One day she had told him she’d taken up walking. At first he’d been encouraged, hoping that a daily dose of physical activity might help lift her mood. But even that had taken a bad turn as time went on. Coming home, he’d sometimes overtake her on the roadside, walking with her head down, lips moving in some silent litany, weighed down with the burden of words and numbers that had begun to crowd her mind. Eventually she was counting exactly how many steps it took to get to every one of her regular stops around the town: the post office, the newsagent, the chemist. He found her pockets jammed with small items she’d taken: scarves, gloves, lipsticks—all things she didn’t use—which he would return discreetly. No one ever had the heart to confront her directly. Then she’d begun venturing farther afield. He remembered the terrible phone call from the Garda station in Ballingar, six miles away, where she’d turned up in the midst of a downpour, asleep at the foot of the Virgin in the grotto. She’d been completely disoriented when he came to fetch her, like a lost child. He still recalled her blank look when he’d tried asking what she had been doing wandering alone in the rain. She’d not ventured out for a few weeks after that episode, and he had thought she might be taking a turn for the better, not perceiving the nature of the disease that gripped her.

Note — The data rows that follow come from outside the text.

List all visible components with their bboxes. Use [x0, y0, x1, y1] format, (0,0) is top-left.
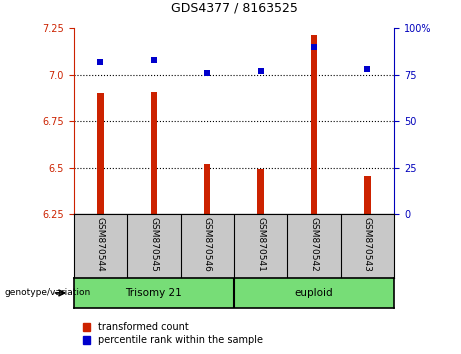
Point: [310, 44, 318, 50]
Text: genotype/variation: genotype/variation: [5, 289, 91, 297]
Text: GDS4377 / 8163525: GDS4377 / 8163525: [171, 1, 297, 14]
Point: [150, 57, 158, 63]
Text: euploid: euploid: [295, 288, 333, 298]
Bar: [311, 35, 317, 214]
Text: GSM870546: GSM870546: [203, 217, 212, 272]
Point: [204, 70, 211, 76]
Point: [257, 68, 264, 74]
Bar: [151, 91, 157, 214]
Point: [364, 67, 371, 72]
Text: GSM870545: GSM870545: [149, 217, 159, 272]
Point: [97, 59, 104, 65]
Text: GSM870544: GSM870544: [96, 217, 105, 272]
Legend: transformed count, percentile rank within the sample: transformed count, percentile rank withi…: [79, 319, 267, 349]
Bar: [97, 93, 104, 214]
Text: GSM870542: GSM870542: [309, 217, 319, 272]
Text: GSM870541: GSM870541: [256, 217, 265, 272]
Bar: [364, 176, 371, 214]
Text: GSM870543: GSM870543: [363, 217, 372, 272]
Bar: [257, 169, 264, 214]
Bar: [204, 164, 211, 214]
Text: Trisomy 21: Trisomy 21: [125, 288, 182, 298]
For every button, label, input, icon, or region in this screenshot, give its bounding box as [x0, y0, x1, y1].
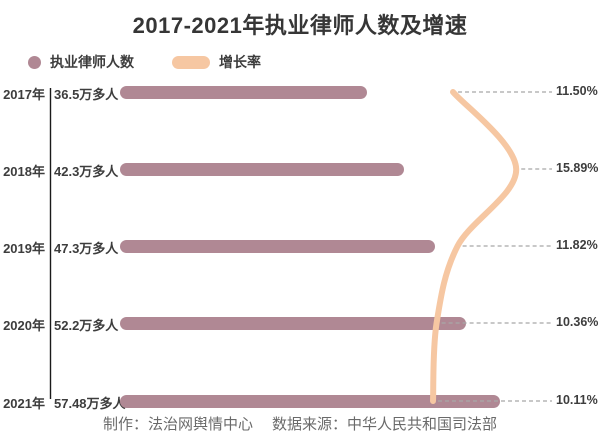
legend: 执业律师人数 增长率: [28, 52, 261, 72]
lawyer-count-bar[interactable]: [120, 394, 500, 408]
lawyer-count-bar[interactable]: [120, 316, 467, 330]
legend-label-lawyer-count: 执业律师人数: [50, 54, 134, 70]
growth-rate-label: 10.11%: [556, 393, 598, 407]
category-label-2021年: 2021年: [3, 396, 45, 411]
category-label-2019年: 2019年: [3, 241, 45, 256]
bar-value-label: 36.5万多人: [54, 87, 119, 102]
footer-maker-credit: 制作：法治网舆情中心: [102, 416, 253, 433]
growth-rate-label: 15.89%: [556, 161, 599, 175]
category-label-2020年: 2020年: [3, 318, 45, 333]
lawyer-count-bar[interactable]: [120, 239, 436, 253]
category-label-2017年: 2017年: [3, 87, 45, 102]
growth-rate-curve[interactable]: [430, 89, 520, 404]
growth-rate-label: 11.50%: [556, 84, 598, 98]
lawyer-count-bar[interactable]: [120, 85, 367, 99]
bar-value-label: 57.48万多人: [54, 396, 126, 411]
category-label-2018年: 2018年: [3, 164, 45, 179]
chart-title: 2017-2021年执业律师人数及增速: [132, 13, 468, 38]
footer-data-source: 数据来源：中华人民共和国司法部: [272, 416, 498, 433]
growth-rate-label: 11.82%: [556, 238, 598, 252]
chart-footer: 制作：法治网舆情中心 数据来源：中华人民共和国司法部: [0, 413, 600, 434]
growth-rate-label: 10.36%: [556, 315, 599, 329]
line-series-marker-icon: [172, 55, 210, 69]
legend-label-growth-rate: 增长率: [219, 54, 261, 70]
lawyer-count-bar[interactable]: [120, 162, 404, 176]
legend-item-lawyer-count[interactable]: 执业律师人数: [28, 52, 134, 72]
bar-value-label: 52.2万多人: [54, 318, 119, 333]
bar-value-label: 42.3万多人: [54, 164, 119, 179]
bar-value-label: 47.3万多人: [54, 241, 119, 256]
bar-series-marker-icon: [28, 55, 41, 69]
legend-item-growth-rate[interactable]: 增长率: [172, 52, 261, 72]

His colleagues had always treated her with deference and been discreet in their dealings with him, but it was a discretion born of pity rather than understanding. He knew what they said behind his back. “Poor auld Ward. You wouldn’t wish that mad wife of his on anyone.” She was slipping gradually into oblivion, and nothing he did could make things better. He lived each day in limbo, in dreadful anticipation. She shouldn’t have been left alone, and yet he knew she would have found some means to get away. There was no such thing as enough vigilance. And if he had allowed himself to admit it, a part of him wanted to let her go, to let her have what she so ardently wanted.

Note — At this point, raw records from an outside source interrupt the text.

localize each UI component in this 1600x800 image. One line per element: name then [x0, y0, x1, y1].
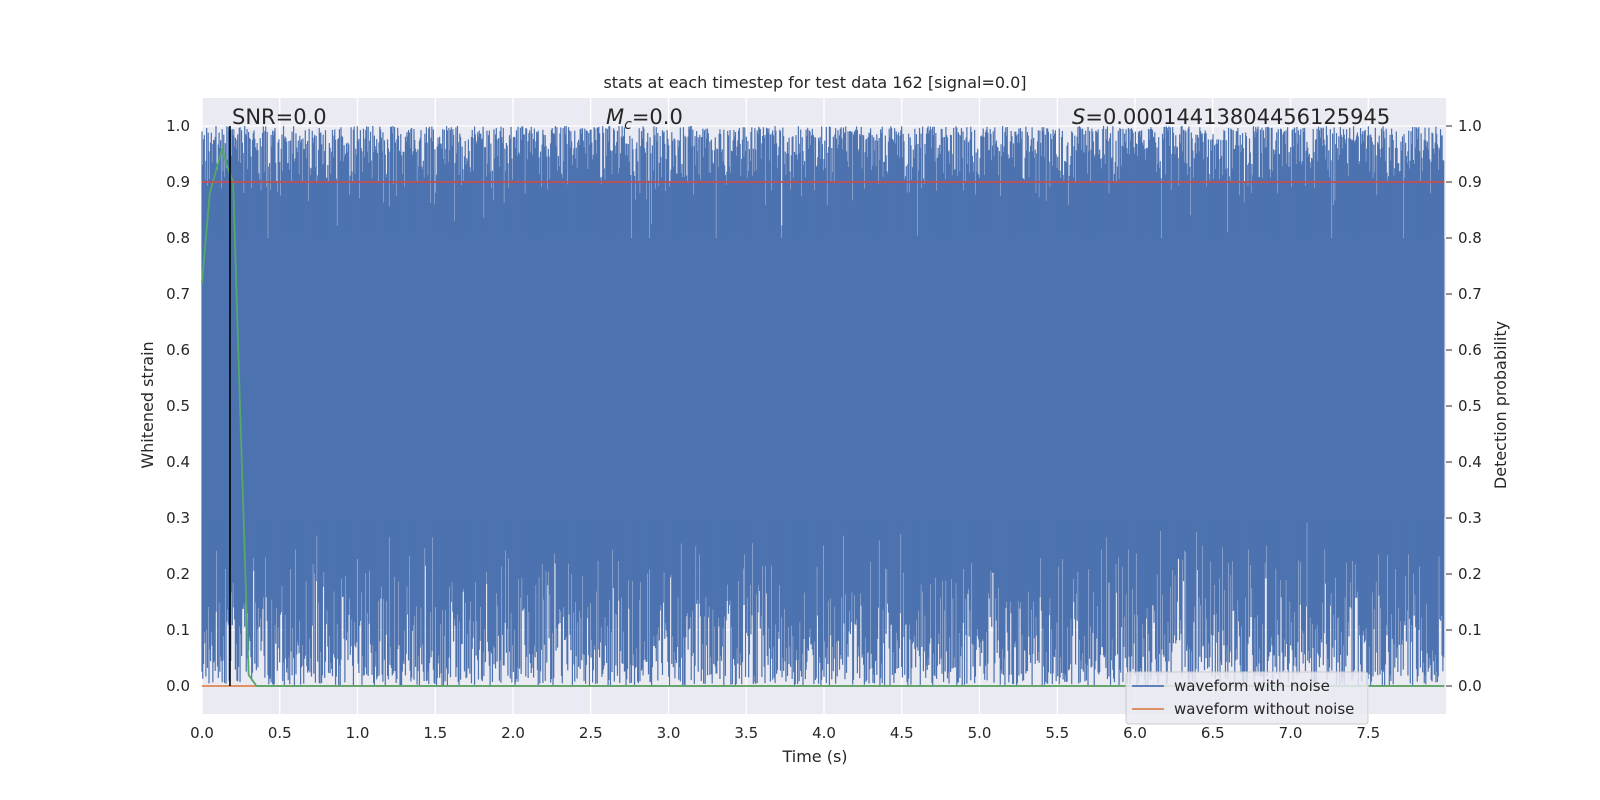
y-right-tick-label: 0.8 — [1458, 229, 1482, 247]
y-tick-label: 1.0 — [166, 117, 190, 135]
snr-annotation: SNR=0.0 — [232, 105, 327, 129]
noise-band — [202, 238, 1445, 518]
y-tick-label: 0.1 — [166, 621, 190, 639]
s-symbol: S — [1072, 105, 1085, 129]
y-axis-label-right: Detection probability — [1491, 321, 1510, 489]
x-tick-label: 2.0 — [501, 724, 525, 742]
s-annotation: S=0.00014413804456125945 — [1072, 105, 1390, 129]
x-axis-label: Time (s) — [781, 747, 847, 766]
y-right-tick-label: 0.7 — [1458, 285, 1482, 303]
x-tick-label: 0.5 — [268, 724, 292, 742]
y-axis-label: Whitened strain — [138, 341, 157, 468]
y-tick-label: 0.8 — [166, 229, 190, 247]
mc-subscript: c — [624, 117, 632, 133]
s-value: =0.00014413804456125945 — [1085, 105, 1390, 129]
x-tick-label: 6.5 — [1201, 724, 1225, 742]
y-right-tick-label: 0.6 — [1458, 341, 1482, 359]
y-right-tick-label: 0.5 — [1458, 397, 1482, 415]
y-tick-label: 0.5 — [166, 397, 190, 415]
x-tick-label: 5.0 — [968, 724, 992, 742]
y-right-tick-label: 0.9 — [1458, 173, 1482, 191]
x-tick-label: 0.0 — [190, 724, 214, 742]
y-tick-label: 0.6 — [166, 341, 190, 359]
x-tick-label: 7.0 — [1279, 724, 1303, 742]
y-right-tick-label: 0.0 — [1458, 677, 1482, 695]
y-right-tick-label: 0.1 — [1458, 621, 1482, 639]
x-tick-label: 6.0 — [1123, 724, 1147, 742]
axis-ticks: 0.0 0.0 0.1 0.1 0.2 0.2 0.3 0.3 0.4 0.4 0.5 0.5 0.6 0… — [166, 117, 1482, 742]
mc-symbol: M — [606, 105, 624, 129]
y-tick-label: 0.3 — [166, 509, 190, 527]
y-tick-label: 0.9 — [166, 173, 190, 191]
y-right-tick-label: 0.2 — [1458, 565, 1482, 583]
y-right-tick-label: 0.3 — [1458, 509, 1482, 527]
series-waveform-with-noise — [201, 126, 1445, 686]
x-tick-label: 7.5 — [1356, 724, 1380, 742]
legend: waveform with noise waveform without noi… — [1125, 671, 1369, 725]
x-tick-label: 1.5 — [423, 724, 447, 742]
legend-label-noise: waveform with noise — [1174, 677, 1330, 695]
y-right-tick-label: 0.4 — [1458, 453, 1482, 471]
x-tick-label: 1.0 — [346, 724, 370, 742]
y-tick-label: 0.7 — [166, 285, 190, 303]
legend-label-clean: waveform without noise — [1174, 700, 1354, 718]
x-tick-label: 4.0 — [812, 724, 836, 742]
x-tick-label: 3.0 — [657, 724, 681, 742]
mc-value: =0.0 — [632, 105, 683, 129]
y-tick-label: 0.4 — [166, 453, 190, 471]
chart-title: stats at each timestep for test data 162… — [603, 73, 1026, 92]
y-tick-label: 0.2 — [166, 565, 190, 583]
y-right-tick-label: 1.0 — [1458, 117, 1482, 135]
x-tick-label: 4.5 — [890, 724, 914, 742]
legend-box — [1125, 671, 1369, 725]
mc-annotation: Mc=0.0 — [606, 105, 683, 133]
x-tick-label: 2.5 — [579, 724, 603, 742]
x-tick-label: 3.5 — [734, 724, 758, 742]
y-tick-label: 0.0 — [166, 677, 190, 695]
x-tick-label: 5.5 — [1045, 724, 1069, 742]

The final phone call had brought him to the river’s edge. Her body lay submerged in the clear water, and her long dark hair streamed away from her face, rippling in the current like the pale green weeds that trailed along beside her. The dress she wore under the raincoat billowed in the water. She had been so peaceful, so beautiful in death, suspended in her otherworldly, watery realm, that never-empty channel pouring itself endlessly into the sea. All at once he felt what she must have felt as the cold water closed over her—a relief that was almost like communion. But in his case, the feeling was brief and transitory. He remembered standing on the bridge as the ambulance men splashed into the shallow water to lift her out onto a stretcher, pale, cold, and heavy, once more subject to the earth’s dreadful gravity. Had he contributed to that gravity, become part of what she could no longer bear? He tried to tell himself that nothing he’d done or failed to do had made the final difference to her, but in the end, that was the saddest testament of all. He thought of her every day, was still tied to her, as he would be always, those river weeds firmly twined around his heart.

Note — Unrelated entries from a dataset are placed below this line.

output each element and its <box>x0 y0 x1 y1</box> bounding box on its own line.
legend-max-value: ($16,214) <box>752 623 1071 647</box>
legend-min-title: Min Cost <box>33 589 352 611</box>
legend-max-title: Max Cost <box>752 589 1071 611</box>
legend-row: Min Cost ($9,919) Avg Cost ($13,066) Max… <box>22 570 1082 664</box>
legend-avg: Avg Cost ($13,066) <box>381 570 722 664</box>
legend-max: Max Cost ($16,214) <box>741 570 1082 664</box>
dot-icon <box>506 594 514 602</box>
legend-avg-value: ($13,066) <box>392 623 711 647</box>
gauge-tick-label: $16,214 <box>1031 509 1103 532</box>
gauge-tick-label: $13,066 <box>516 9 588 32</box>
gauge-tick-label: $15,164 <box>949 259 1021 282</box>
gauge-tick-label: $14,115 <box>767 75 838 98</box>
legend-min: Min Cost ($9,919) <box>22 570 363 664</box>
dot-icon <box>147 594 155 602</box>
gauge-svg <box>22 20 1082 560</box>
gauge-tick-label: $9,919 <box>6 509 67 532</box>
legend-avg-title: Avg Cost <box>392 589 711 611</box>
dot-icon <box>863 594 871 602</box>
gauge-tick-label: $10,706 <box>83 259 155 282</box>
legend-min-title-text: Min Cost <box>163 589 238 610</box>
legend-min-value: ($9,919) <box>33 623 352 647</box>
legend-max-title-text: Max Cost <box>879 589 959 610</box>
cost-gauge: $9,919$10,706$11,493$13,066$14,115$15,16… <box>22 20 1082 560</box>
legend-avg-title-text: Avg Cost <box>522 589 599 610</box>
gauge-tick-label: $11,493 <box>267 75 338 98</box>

Ward looked into the bathroom mirror, settling the knot on his tie and checking the plaster on his throat one last time before leaving the house. He was curious about this new body at Loughnabrone. He’d been out there a few days earlier, along with Catherine Friel, the new assistant state pathologist, who had been making a determination on another set of remains. He was glad that she would again be attending. He’d worked with Malachy Drummond many times, and they got on well, but he had only met Dr. Friel the previous week. He’d felt an immediate lift at the warmth and the acute intelligence in her eyes, and the slight frown of concentration that had furrowed her forehead as she worked. He hadn’t felt anything similar in years—didn’t even know how to describe it, except as a sort of forward momentum of the spirit. He hesitated for a moment at the bedroom door, then crossed back to the chest of drawers, where he removed his plain gold wedding band. He held it in his fingers, feeling the warmth and the weight of it, and finally set it in the shallow tray on top of the bureau.